Alloy & Blend Patents-Among 1000 patents reviewed during this period, there are several noteworthy inventions involving: chlorinated polyolefin/ABS-graft blends for automotive interiors; films, fibers, and containers from polyesters containing terephthalate, and isophthalate moieties; and biodegradable films, moldings and fibers, from polylactic acid compositions.

 

  • "Thermoplastic Elastomer Composition Containing Chlorinated Polyolefins And Graft Copolymers". R. Wypart et. al. (General Electric Co.) US 5,717,028, Feb. 10, 1998. The title composition comprises (a) 25-85% of a chlorinated polyolefin, and (b) a graft copolymer having a rubber substrate present at a level of 65-90% based on the total weight of the graft copolymer; where the composition has a Shore A hardness <90, and elongation of > 200% at a crosshead speed of 20 in./min., and a tensile strength > 200 psi. Preferably the graft copolymer is an acrylonitrile-butadiene-styrene graft copolymer and preferably the chlorinated polyolefin is a chlorinated polyethylene having a high molecular weight and a relatively low chlorine level. The composition is useful for making molded articles such as interior automotive components requiring high elongation and tear resis- tance, reduced hardness and often high strain recovery. (Chem.
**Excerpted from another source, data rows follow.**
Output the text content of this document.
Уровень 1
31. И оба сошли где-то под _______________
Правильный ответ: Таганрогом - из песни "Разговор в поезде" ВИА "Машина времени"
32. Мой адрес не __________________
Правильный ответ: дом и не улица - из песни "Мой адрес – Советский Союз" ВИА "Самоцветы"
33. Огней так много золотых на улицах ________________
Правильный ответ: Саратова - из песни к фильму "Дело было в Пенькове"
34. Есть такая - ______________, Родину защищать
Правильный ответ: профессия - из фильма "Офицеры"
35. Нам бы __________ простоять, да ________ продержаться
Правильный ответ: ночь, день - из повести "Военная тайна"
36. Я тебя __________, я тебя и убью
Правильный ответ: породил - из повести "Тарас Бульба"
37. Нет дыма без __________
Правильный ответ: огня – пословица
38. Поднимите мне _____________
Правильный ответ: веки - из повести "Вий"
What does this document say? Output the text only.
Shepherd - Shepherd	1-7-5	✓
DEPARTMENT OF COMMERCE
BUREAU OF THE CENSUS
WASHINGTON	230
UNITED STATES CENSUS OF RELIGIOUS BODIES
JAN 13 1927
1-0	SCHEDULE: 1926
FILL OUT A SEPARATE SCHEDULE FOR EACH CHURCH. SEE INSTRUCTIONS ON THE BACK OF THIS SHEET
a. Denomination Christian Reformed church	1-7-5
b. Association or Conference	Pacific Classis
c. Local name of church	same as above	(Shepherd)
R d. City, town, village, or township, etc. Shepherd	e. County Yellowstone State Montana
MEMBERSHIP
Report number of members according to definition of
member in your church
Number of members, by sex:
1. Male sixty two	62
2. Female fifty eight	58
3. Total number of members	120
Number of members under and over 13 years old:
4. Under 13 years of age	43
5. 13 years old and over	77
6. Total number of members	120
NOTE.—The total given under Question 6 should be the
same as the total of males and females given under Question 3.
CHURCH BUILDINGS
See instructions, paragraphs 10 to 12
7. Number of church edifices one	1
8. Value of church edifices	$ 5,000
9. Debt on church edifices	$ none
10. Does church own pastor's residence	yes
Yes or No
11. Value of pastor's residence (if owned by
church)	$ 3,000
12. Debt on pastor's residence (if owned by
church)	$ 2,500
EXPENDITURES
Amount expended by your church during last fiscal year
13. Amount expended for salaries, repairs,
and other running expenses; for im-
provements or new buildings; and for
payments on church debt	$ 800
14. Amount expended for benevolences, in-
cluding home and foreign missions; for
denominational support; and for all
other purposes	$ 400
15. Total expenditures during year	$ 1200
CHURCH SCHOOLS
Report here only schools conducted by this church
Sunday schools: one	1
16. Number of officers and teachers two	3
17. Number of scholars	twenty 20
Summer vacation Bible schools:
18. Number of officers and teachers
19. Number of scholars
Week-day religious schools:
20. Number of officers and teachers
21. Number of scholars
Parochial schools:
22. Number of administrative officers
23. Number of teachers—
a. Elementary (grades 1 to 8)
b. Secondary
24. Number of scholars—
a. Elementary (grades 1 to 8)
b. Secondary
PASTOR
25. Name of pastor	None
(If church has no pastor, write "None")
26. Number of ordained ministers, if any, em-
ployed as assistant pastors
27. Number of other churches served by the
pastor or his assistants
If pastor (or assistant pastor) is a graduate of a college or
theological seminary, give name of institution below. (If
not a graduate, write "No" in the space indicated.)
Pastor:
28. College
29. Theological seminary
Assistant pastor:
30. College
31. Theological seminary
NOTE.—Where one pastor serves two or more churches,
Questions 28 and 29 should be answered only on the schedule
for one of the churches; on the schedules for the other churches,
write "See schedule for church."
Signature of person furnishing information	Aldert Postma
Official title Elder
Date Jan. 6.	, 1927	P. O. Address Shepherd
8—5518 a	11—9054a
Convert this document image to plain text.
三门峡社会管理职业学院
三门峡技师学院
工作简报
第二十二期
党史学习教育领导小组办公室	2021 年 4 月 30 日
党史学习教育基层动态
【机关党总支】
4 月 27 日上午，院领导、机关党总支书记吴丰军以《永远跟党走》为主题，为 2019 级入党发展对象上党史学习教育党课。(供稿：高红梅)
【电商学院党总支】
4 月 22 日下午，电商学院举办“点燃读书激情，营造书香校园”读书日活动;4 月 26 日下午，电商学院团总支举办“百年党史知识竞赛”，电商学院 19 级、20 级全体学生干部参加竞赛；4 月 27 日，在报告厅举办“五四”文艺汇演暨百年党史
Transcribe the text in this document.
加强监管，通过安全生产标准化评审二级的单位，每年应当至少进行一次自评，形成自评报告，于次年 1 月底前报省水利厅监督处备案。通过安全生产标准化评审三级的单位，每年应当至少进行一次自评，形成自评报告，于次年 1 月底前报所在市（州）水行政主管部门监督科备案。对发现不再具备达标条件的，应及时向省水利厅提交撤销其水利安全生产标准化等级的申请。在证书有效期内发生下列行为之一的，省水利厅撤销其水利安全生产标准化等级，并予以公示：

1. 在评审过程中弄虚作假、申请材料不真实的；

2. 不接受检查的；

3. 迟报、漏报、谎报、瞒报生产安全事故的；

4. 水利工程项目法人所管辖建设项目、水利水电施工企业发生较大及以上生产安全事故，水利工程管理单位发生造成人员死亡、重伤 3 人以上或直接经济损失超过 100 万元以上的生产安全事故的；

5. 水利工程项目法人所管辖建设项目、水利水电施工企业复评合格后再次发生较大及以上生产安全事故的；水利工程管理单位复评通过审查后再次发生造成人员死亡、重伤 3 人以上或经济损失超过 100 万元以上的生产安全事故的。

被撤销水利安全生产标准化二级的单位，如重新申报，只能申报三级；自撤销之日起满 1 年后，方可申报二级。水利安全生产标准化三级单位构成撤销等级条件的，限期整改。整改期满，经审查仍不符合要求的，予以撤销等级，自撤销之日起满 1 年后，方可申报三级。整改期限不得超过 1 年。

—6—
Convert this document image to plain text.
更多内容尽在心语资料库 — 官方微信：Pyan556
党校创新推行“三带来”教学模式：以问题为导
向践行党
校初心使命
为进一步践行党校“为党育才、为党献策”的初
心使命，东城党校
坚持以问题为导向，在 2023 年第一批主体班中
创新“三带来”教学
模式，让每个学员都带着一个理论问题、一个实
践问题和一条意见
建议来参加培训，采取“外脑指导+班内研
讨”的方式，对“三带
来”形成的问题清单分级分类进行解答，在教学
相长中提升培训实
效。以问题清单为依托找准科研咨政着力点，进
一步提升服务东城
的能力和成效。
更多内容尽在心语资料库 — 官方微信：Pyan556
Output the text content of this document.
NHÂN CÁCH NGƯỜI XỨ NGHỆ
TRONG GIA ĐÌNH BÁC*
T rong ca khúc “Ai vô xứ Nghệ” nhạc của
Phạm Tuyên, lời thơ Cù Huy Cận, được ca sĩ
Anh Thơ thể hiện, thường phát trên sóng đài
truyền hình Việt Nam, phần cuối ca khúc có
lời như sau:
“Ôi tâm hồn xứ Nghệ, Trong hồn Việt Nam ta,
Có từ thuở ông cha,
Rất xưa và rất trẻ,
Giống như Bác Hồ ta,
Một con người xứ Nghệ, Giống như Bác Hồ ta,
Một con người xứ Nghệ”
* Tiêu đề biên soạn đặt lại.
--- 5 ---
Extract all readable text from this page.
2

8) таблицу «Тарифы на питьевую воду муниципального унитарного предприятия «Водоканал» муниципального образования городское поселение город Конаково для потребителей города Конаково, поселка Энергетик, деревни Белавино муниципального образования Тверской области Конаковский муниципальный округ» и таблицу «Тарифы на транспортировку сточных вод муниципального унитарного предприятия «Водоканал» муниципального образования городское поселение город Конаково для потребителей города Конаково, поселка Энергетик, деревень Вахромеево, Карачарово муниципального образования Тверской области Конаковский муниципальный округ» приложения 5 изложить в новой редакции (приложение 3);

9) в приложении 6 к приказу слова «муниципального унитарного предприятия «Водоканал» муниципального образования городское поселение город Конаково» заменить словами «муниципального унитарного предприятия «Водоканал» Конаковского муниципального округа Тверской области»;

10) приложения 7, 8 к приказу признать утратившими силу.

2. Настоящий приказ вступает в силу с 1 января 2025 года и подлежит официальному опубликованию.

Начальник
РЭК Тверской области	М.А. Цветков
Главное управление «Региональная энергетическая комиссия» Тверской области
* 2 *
Abs. 128: 168565y).

     

  • "Polyesters Containing Isophthalate And Terephthalate Moieties, Manufacture Thereof, And Films, Fibers And Containers Therefrom". E. Paschke et. al. (Amoco Corp.) PCT Int. Appl. WO 98 02,479, Jan. 22, 1998. Semicrystalline polyesters comprising terephthalate, 2,6-naphthalate and/or isophthalate moieties, have density > 1.362 g/cm3 achieved by strain-induced and/or thermal crystallization and excellent gas barrier properties. Thus, a poly(ethylene terephthalate isophthalate) (10 mol % isophthalate) preform was used to blow mold a 2 liter bottle at a temperature profile 260, 270, 270, and 255C in the nozzle, front zone, middle zone, and rear zone respectively, in 33.9 seconds, giving sidewall density of 1.3640 g/cm3 and crystallinity 23.8% before heat setting and 1.3715 and 29.9% respectively after heat setting 2.5 seconds at 160C, and established shelf life of bottle 14.5 weeks (vs. 11.7 weeks for PET). (Chem. Abs. 128: 115755d).

     

  • "Biodegradable Polylactic Acid Compositions". M. Matsui et. al. (Shimadzu Corp.) JP 10 36,652, Feb. 10, 1998. The compositions useful for manufacture of films, moldings, and fibers contain (A) 60-99% lactic acid-based aliphatic polyesters, (B) 0.5-35% C2-4 alkylene group containing polyethers and/or surfactants bearing the above polyether segments and C>6 alkyl group, and (C) 0.5-25% aliphatic carboxylic acid metal salts. Thus, a composition containing L-lactide polymer, polyethylene glycol, and Na stearate was made into filaments showing tenacity 4.7 g/d, elongation 28%, and good degradability. (Chem. Abs. 128: 168672f).

New Ventures & Alliances
Akzo Nobel has agreed to acquire Courtaulds
for about $3.1 billion to create the largest coatings company and the second largest fibers company worldwide. The new coatings company will be made up of 70% of the old Akzo and 15% of Courtaulds' businesses such as marine and heavy duty coatings where Akzo has little or no presence, and 15% of integration businesses such as aerospace and coil coatings where both firms participate. Akzo intends to combine Courtaulds' fiber and chemical business with its own fiber group to create an independent fiber company ranked number two worldwide after DuPont. Akzo will then study the best way to spin off the combined fiber business. It will be admittedly difficult for the largely European fibers company to compete in a stagnant market against rising asian players. The fibers company will have three subsectors: businesses with growth potential such as Akzo's aramids and Courtaulds' Tencel and Lyocell; established businesses including Akzo's industrial fibers and Courtaulds' acrylics and acetates which are expected to provide cash flow for the growth areas; and poor performers such as rayon in which both companies are involved. The deal needs to be cleared by the European Commission. Meanwhile Akzo needs to rethink it's announced plans to form a joint venture involving their industrial fibers business and Sabanci of Turkey, as well as the effects of its joint aerospace venture with Dexter and its large combined European market share of this segment. (M. McCoy, C&EN, April 27, 1998, p. 7).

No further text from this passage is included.